Bardzo podoba mi się to tłumaczenie. Kiedy czytałem to w oryginale znalazłem te same stwierdzenia i sformuowania. To fajnie, że ktoś to przetłumaczył bo niektórzy niezorganizowani moggą poznać zagadkę. Tym niemniej uważam, że nie powinieneś się cboot podpisywać pod tym rozwiązaniem, bo poza kilkoma zdaniami tekst nie jest Twój. Dziękuję za uwagę. Pa.
pomówienie o plagiat???
Ej, ej, ej... Nie widziałem żadnego "oryginalnego" tłumacznia. Nie tłumaczyłem też z żadnego języka. Tekst ten jest mój własny. Myślę zresztą, że to widać po tym, że ewoluował, a przygotowuje jeszcze jedną bardziej rozbudowaną wersję, prawie scena po scenie. Co do podpisywania się pod tym, to mam jedynie obiekcje na tym punkcie, że parę faktów zasugerował mi mój przyjaciel, ale tak czy inaczej jest to moja interpretacja, zresztą niedopracowana jeszcze. Żadnego zdania w tym tekście nie przepisałem z jakiegokolwiek miejsca. Pójdę dalej: ba na większość rzeczy wpadłem sam, poza paroma szczegółami. Nie piszę tego, żeby się chwalić, ale nie lubię, jak ktoś mi coś zarzuca, a już szczególnie niesamodzielność. Ja nawet tła i obrazki na swoją www wykonuję sam, bo mam zboczenie na punkcie samodzielności, a Ty mi tu takie rzeczy zarzuczasz.
zarzuty
Powiedzmy, że wierzę w Twoje wytłumaczenie. Możliwe, że to Twój przyjaciel znał już rozwiązanie. Moje źródła to amerykańskie wydawnictwo SALON. Każdy może sprawdzić. Twój pomysł z rozpsiem na sceny jest też już przeterminowany, bo tam go już zamieścili. Tym niemniej chętnie poczytam to po Polsku. Może też wpadniesz na coś, na co oni nie wpadli. Życzę sukcesów.
oki
Dobra, konkretniej rzeczy, które usłyszałem, a nie ustaliłem sam:
1. koncepcja, że część filmu może być snem
2. Diane powiedziała przy wynajmowaniu zabójcy: "To jest ta kobieta"
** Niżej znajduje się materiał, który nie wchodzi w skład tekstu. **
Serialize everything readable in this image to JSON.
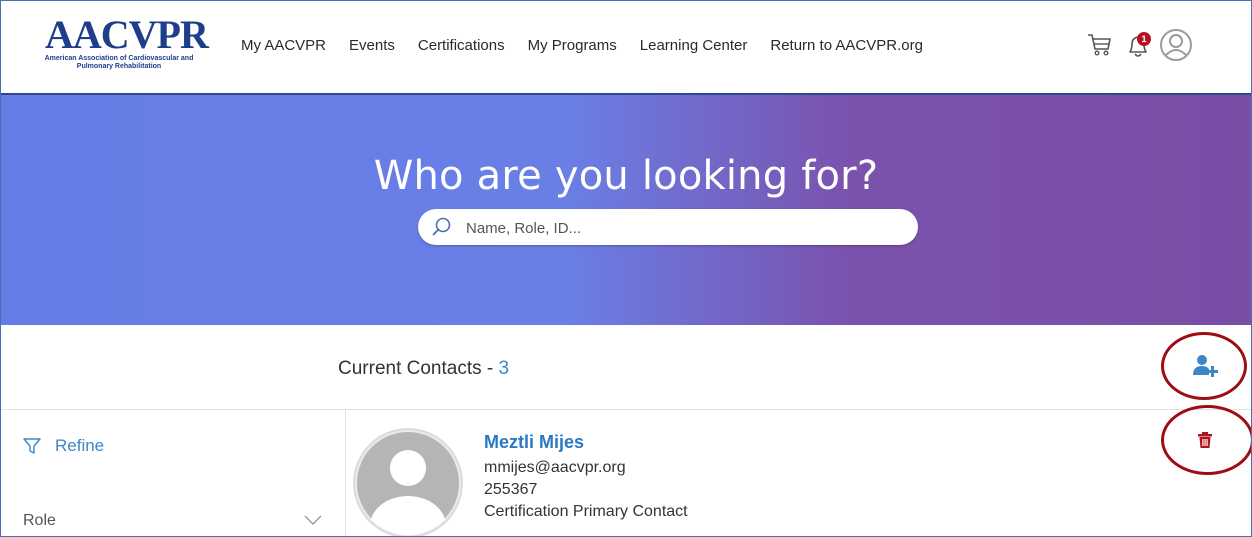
{
  "header": {
    "logo_text": "AACVPR",
    "logo_subtitle": "American Association of Cardiovascular and Pulmonary Rehabilitation",
    "nav": [
      {
        "label": "My AACVPR"
      },
      {
        "label": "Events"
      },
      {
        "label": "Certifications"
      },
      {
        "label": "My Programs"
      },
      {
        "label": "Learning Center"
      },
      {
        "label": "Return to AACVPR.org"
      }
    ],
    "icons": [
      "cart-icon",
      "bell-icon",
      "avatar-icon"
    ],
    "notification_count": "1"
  },
  "hero": {
    "title": "Who are you looking for?",
    "search_placeholder": "Name, Role, ID..."
  },
  "contacts": {
    "title": "Current Contacts - ",
    "count": "3"
  },
  "sidebar": {
    "refine_label": "Refine",
    "role_label": "Role"
  },
  "contact": {
    "name": "Meztli Mijes",
    "email": "mmijes@aacvpr.org",
    "id": "255367",
    "role": "Certification Primary Contact"
  },
  "colors": {
    "brand": "#1f3e8a",
    "link": "#3f86c9",
    "badge": "#b3121f",
    "annotation_circle": "#9e0d14"
  }
}
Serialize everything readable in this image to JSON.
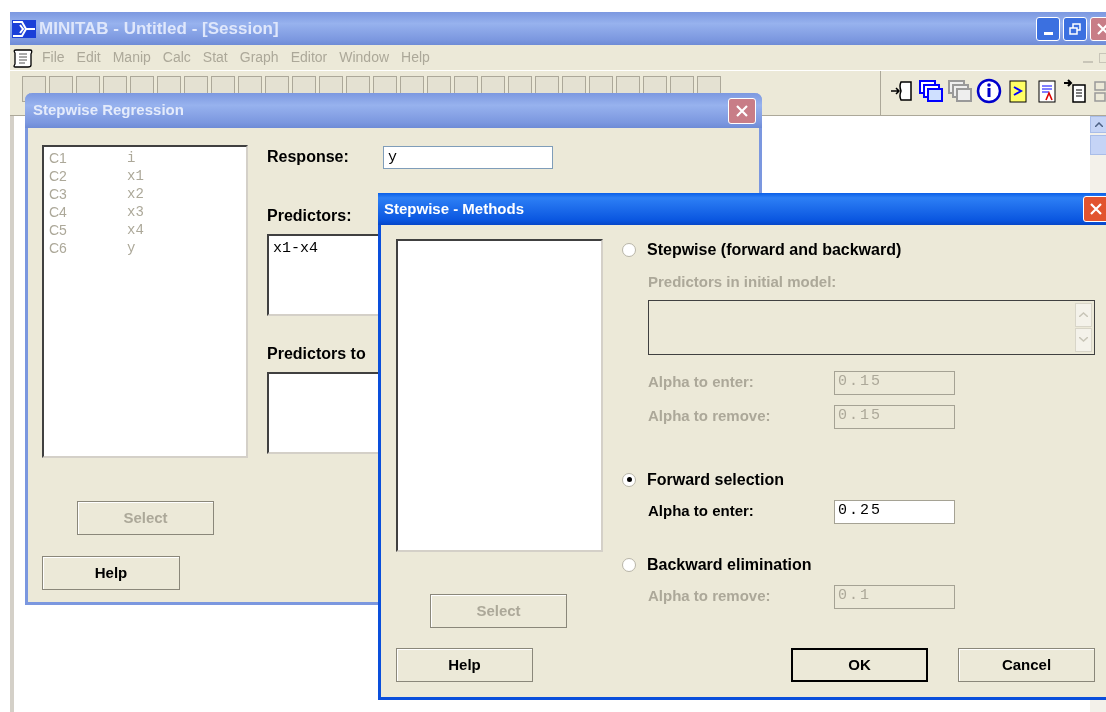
{
  "window": {
    "title": "MINITAB - Untitled - [Session]",
    "active": false
  },
  "menu": [
    {
      "label": "File",
      "disabled": true
    },
    {
      "label": "Edit",
      "disabled": true
    },
    {
      "label": "Manip",
      "disabled": true
    },
    {
      "label": "Calc",
      "disabled": true
    },
    {
      "label": "Stat",
      "disabled": true
    },
    {
      "label": "Graph",
      "disabled": true
    },
    {
      "label": "Editor",
      "disabled": true
    },
    {
      "label": "Window",
      "disabled": true
    },
    {
      "label": "Help",
      "disabled": true
    }
  ],
  "stepwise_regression": {
    "title": "Stepwise Regression",
    "active": false,
    "variables": [
      {
        "column": "C1",
        "name": "i"
      },
      {
        "column": "C2",
        "name": "x1"
      },
      {
        "column": "C3",
        "name": "x2"
      },
      {
        "column": "C4",
        "name": "x3"
      },
      {
        "column": "C5",
        "name": "x4"
      },
      {
        "column": "C6",
        "name": "y"
      }
    ],
    "response": {
      "label": "Response:",
      "value": "y"
    },
    "predictors": {
      "label": "Predictors:",
      "value": "x1-x4"
    },
    "predictors_to": {
      "label": "Predictors to"
    },
    "buttons": [
      {
        "label": "Select",
        "disabled": true
      },
      {
        "label": "Help",
        "disabled": false
      }
    ]
  },
  "methods_dialog": {
    "title": "Stepwise - Methods",
    "active": true,
    "methods": [
      {
        "label": "Stepwise (forward and backward)",
        "selected": false,
        "initial_model": {
          "label": "Predictors in initial model:",
          "disabled": true
        },
        "fields": [
          {
            "label": "Alpha to enter:",
            "value": "0.15",
            "disabled": true
          },
          {
            "label": "Alpha to remove:",
            "value": "0.15",
            "disabled": true
          }
        ]
      },
      {
        "label": "Forward selection",
        "selected": true,
        "fields": [
          {
            "label": "Alpha to enter:",
            "value": "0.25",
            "disabled": false
          }
        ]
      },
      {
        "label": "Backward elimination",
        "selected": false,
        "fields": [
          {
            "label": "Alpha to remove:",
            "value": "0.1",
            "disabled": true
          }
        ]
      }
    ],
    "select_button": {
      "label": "Select",
      "disabled": true
    },
    "buttons": [
      {
        "label": "Help",
        "default": false
      },
      {
        "label": "OK",
        "default": true
      },
      {
        "label": "Cancel",
        "default": false
      }
    ]
  }
}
3. skrzynka nie jest fioletowa (jak myślałem po wyjściu z kina) tylko jednak niebieska (na początku walnąłem wywód o symbolice koloru fioletowego - bo symbolizuje on śmierć, zaświaty)
Przyznaję, że punkt 1. mógł być decydujący. Głupio jest pisać coś, na co ktoś już kiedyś wpadł, ale trudno, obiecałem to napiszę. Dzisiaj obejrzałem film drugi raz, tym razem na Divx i mam już w głowie, jak możnaby to zrobić. Teraz muszę tylko przysiąść. Pozdrawiam.
Podaj źródło
Skoro zarzucasz plagiat to podaj źródło oryginału.
Np.:
1. Drugie streszczenie "Igraszek losu" ("napisane" przez "gonia") jest ściągnięte ze strony http://igraszki.cyberstudio.pl/
2. Pierwsze streszczenie "Centrum świata" jest także ściągnięte tym razem ze strony www.gutekfilm.com.pl/ zgadnijcie przez kogo.
Moim zdaniem dobry obyczaj nakazuje podanie przynajmniej źródła tekstu.